Daily Current affairs
It was exciting, scientists announced water vapor in a super-Earth’s atmosphere. But, even as the announcement came, other scientists were cautioning that the planet – K2-18b – is probably less like a super-Earth and more like a mini-Neptune.
The discovery was outlined in two different papers, the first one published on arXiv on September 10, 2019, and the second in the peer-reviewed journal Nature Astronomy on September 11, 2019.
The papers detail the finding of water vapor in the atmosphere of K2-18b, an exoplanet in the habitable zone of its star – where temperatures could allow liquid water to exist – 110 light-years from Earth. It’s accurate that this is the first time that water vapor has been identified in the atmosphere of a smaller exoplanet (non-gas-giant) in the habitable zone of its star, but soon after the announcement, many planetary scientists critiqued how the discovery was covered in media and social media.

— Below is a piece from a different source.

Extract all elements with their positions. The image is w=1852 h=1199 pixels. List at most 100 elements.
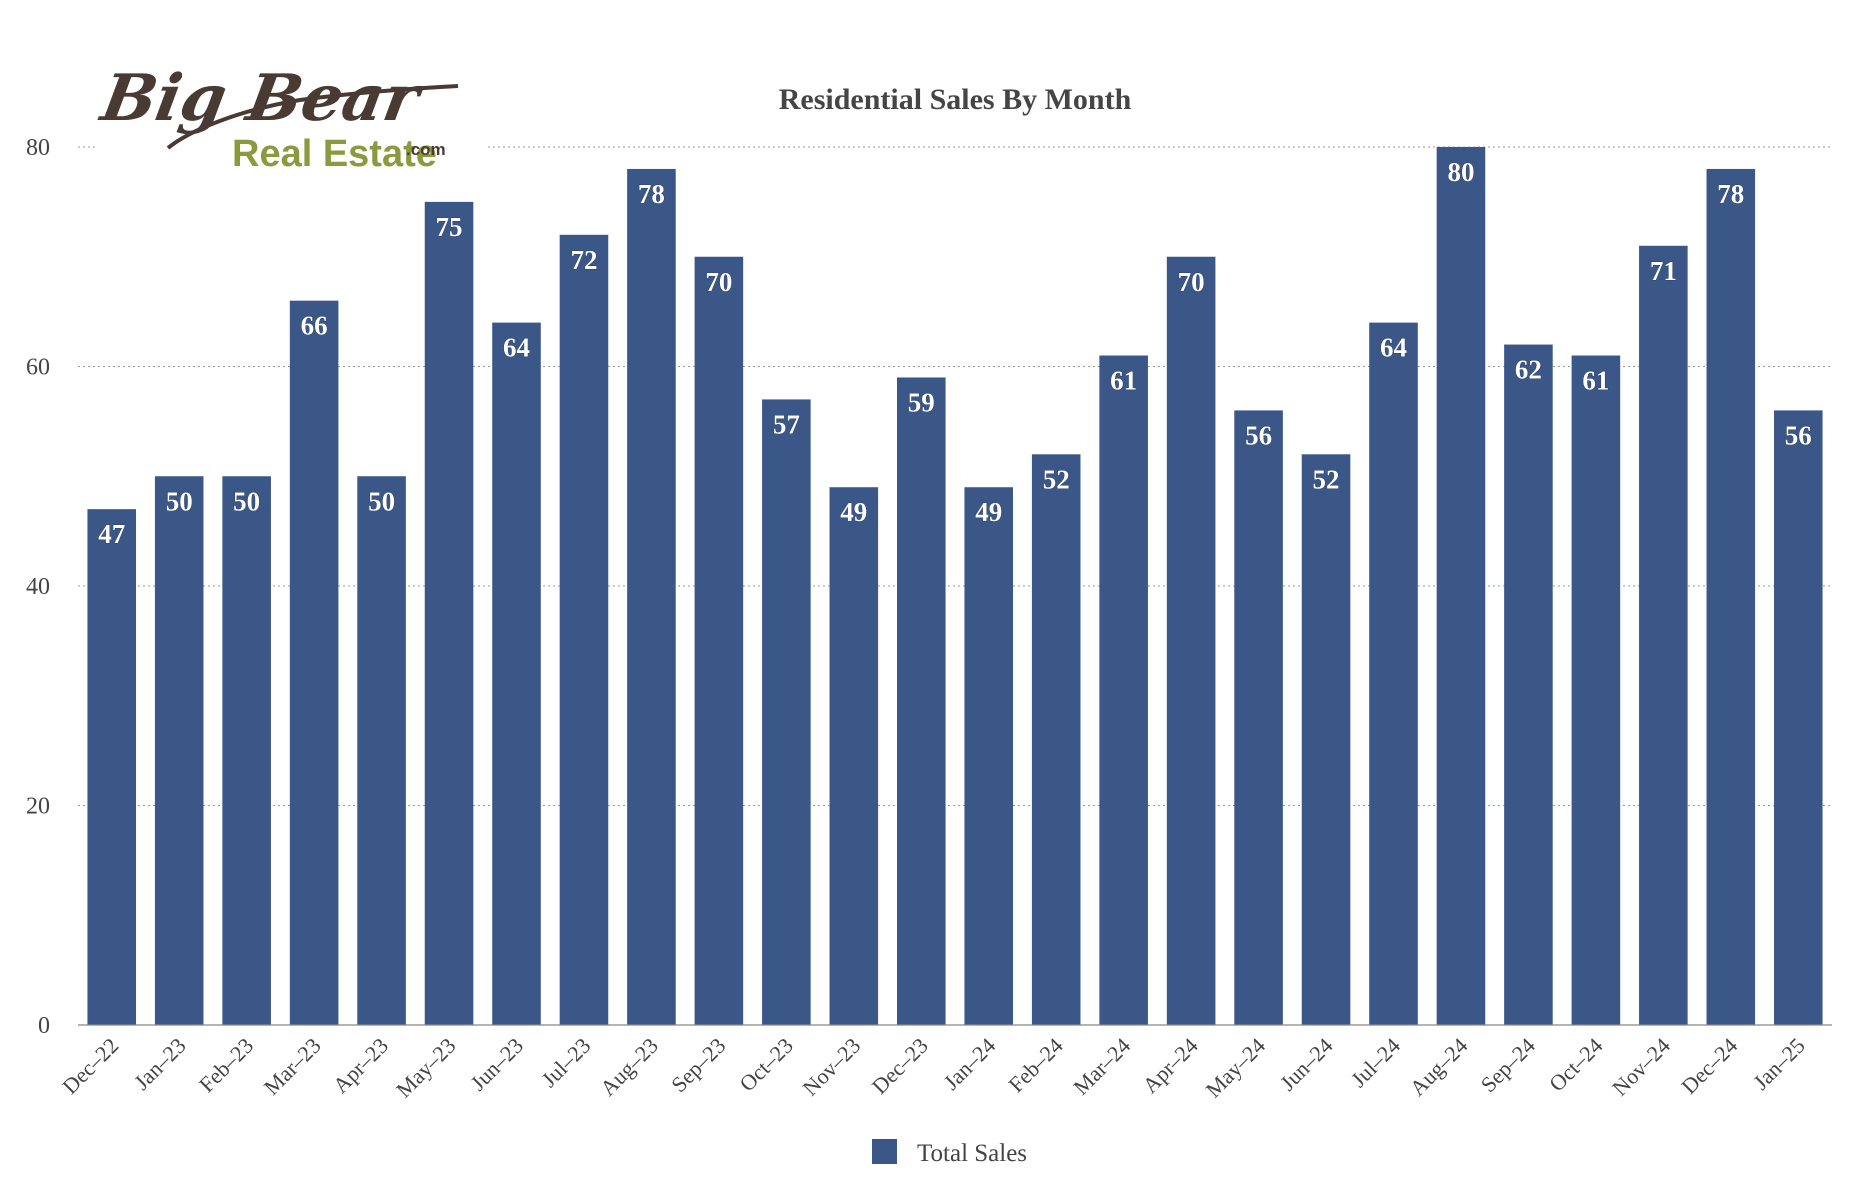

The water vapor detection itself is confirmed, but there is a lot of debate as to just what kind of planet K2-18b actually is, and how habitable it may be (or not).
Some scientists, including in the Nature Astronomy paper, have referred to the planet as a super-Earth. A super-Earth is larger than Earth but smaller than Neptune – typically up to about a maximum of twice the size of Earth – and many have been discovered already. Most are thought to be rocky, like Earth, but there is a transition point – starting about 1.6 to 2 times Earth’s radius – where a planet can become a mini-gas-giant, or a mini-Neptune as they are usually called. They are larger than super-Earths, but still smaller than Neptune. Most scientists now consider K2-18b to be a mini-Neptune, not a super-Earth, with a deep atmosphere of hydrogen and/or helium, and possibly no solid surface at all.
K2-18b has a radius of about 2.7 times that of Earth, and a mass about nine times that of Earth. While some scientists would still consider that to be a possible super-Earth, most, it seems, would classify it as a mini-Neptune. All of this can be a bit confusing.